In general, and especially with nonlinear models, the caveat is that amplifying statistical power brings greater susceptibility to adversarial conditions. Trying to “beat the bookie” requires more model introspection. My model retains its explainability and ability to provide audits for its determinations.

## Open Problems

What lessons from similar situations with other predictive models can be identified and brought to bear on this one?

Update 8/24: Here is a timely example of the tradeoff between amplifying the prediction accuracy and the overall stability of the model.

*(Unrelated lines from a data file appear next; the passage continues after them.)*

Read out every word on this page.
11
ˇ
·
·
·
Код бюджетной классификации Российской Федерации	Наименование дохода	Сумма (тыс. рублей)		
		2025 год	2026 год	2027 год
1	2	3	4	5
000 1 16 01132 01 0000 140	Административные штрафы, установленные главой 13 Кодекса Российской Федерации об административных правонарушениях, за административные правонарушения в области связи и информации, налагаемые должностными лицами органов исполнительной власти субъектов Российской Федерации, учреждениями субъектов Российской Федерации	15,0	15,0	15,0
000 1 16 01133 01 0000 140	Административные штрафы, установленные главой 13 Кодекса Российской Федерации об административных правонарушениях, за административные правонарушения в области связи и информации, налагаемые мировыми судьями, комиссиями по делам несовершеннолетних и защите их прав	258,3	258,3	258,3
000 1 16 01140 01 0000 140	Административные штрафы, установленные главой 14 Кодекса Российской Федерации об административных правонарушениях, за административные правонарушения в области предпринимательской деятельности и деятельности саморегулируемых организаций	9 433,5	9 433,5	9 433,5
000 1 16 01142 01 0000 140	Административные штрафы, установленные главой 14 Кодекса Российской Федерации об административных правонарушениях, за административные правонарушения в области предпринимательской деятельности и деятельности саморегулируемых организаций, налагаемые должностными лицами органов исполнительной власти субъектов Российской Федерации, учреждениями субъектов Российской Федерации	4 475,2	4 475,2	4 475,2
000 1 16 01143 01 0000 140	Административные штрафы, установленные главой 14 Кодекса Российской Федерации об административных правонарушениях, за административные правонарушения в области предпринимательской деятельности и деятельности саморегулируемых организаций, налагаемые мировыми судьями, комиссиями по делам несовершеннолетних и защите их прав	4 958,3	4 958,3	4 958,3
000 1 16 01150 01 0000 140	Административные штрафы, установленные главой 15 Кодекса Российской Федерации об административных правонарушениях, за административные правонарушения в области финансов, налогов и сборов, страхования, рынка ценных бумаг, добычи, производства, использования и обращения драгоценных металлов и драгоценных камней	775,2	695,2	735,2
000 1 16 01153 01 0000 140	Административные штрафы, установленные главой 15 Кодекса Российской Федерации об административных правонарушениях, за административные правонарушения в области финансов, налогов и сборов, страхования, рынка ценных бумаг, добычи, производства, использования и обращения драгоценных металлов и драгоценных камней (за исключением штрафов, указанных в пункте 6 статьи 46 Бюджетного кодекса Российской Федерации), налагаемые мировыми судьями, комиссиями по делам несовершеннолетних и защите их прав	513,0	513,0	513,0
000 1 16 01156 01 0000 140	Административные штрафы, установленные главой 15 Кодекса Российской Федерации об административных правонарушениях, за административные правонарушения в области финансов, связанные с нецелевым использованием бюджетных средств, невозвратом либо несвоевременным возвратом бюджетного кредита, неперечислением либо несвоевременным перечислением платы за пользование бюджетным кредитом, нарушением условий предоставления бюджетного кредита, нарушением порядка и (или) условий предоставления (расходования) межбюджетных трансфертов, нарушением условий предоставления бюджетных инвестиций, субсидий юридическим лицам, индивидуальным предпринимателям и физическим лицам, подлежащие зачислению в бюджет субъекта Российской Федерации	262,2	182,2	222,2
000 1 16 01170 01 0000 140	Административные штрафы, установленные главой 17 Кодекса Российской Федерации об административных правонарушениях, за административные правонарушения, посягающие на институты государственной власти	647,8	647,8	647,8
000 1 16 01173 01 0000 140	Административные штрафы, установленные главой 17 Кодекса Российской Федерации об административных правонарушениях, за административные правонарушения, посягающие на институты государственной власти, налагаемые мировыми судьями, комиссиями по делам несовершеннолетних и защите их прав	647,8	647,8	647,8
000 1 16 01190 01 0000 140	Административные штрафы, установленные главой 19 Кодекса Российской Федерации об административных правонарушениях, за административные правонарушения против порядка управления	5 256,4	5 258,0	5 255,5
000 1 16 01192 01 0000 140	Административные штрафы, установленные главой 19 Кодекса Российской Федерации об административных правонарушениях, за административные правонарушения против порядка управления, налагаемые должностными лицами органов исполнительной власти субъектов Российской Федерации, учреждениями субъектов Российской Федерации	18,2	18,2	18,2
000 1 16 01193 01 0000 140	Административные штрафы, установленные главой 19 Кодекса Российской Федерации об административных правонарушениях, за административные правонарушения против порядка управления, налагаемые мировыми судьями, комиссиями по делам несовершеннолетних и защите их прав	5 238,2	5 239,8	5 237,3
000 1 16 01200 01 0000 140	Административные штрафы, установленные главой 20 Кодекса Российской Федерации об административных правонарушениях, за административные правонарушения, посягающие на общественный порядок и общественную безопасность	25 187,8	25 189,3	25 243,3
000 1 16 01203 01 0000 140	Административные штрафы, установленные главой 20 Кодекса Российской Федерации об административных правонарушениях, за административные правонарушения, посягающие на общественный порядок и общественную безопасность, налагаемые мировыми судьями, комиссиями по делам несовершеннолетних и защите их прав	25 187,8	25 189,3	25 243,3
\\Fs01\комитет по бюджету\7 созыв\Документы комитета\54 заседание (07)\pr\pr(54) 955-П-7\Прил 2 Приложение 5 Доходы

1. August 16, 2019 11:18 am

A mini-example of the depth and “swing” phenomenon can come from thinking about whether the name “American Pharoah” is mis-spelled. It is…it isn’t…it was…or not?…!?

August 16, 2019 4:38 pm

It is folclore, that amateurs differ from professionals (not only in games, but also in e.g. craftworks, music,…) not so much in their best moves, but instead in their worst moves:
amateurs make more (easily) mistakes.

But here I miss in your considerations, that this difference is expressed in time, as well: amateurs need significantly more time to find good moves.Thus my questions is: where do you consider the factor of time needed by a player?

• August 16, 2019 11:18 pm

Chess is played under fairly uniform time conditions. I have run analyses of blitz games played by elite players, and the quality is better than amateurs playing slowly.

My research gives more support to the theory that master players have sharper perception of (differences in) value than amateurs do.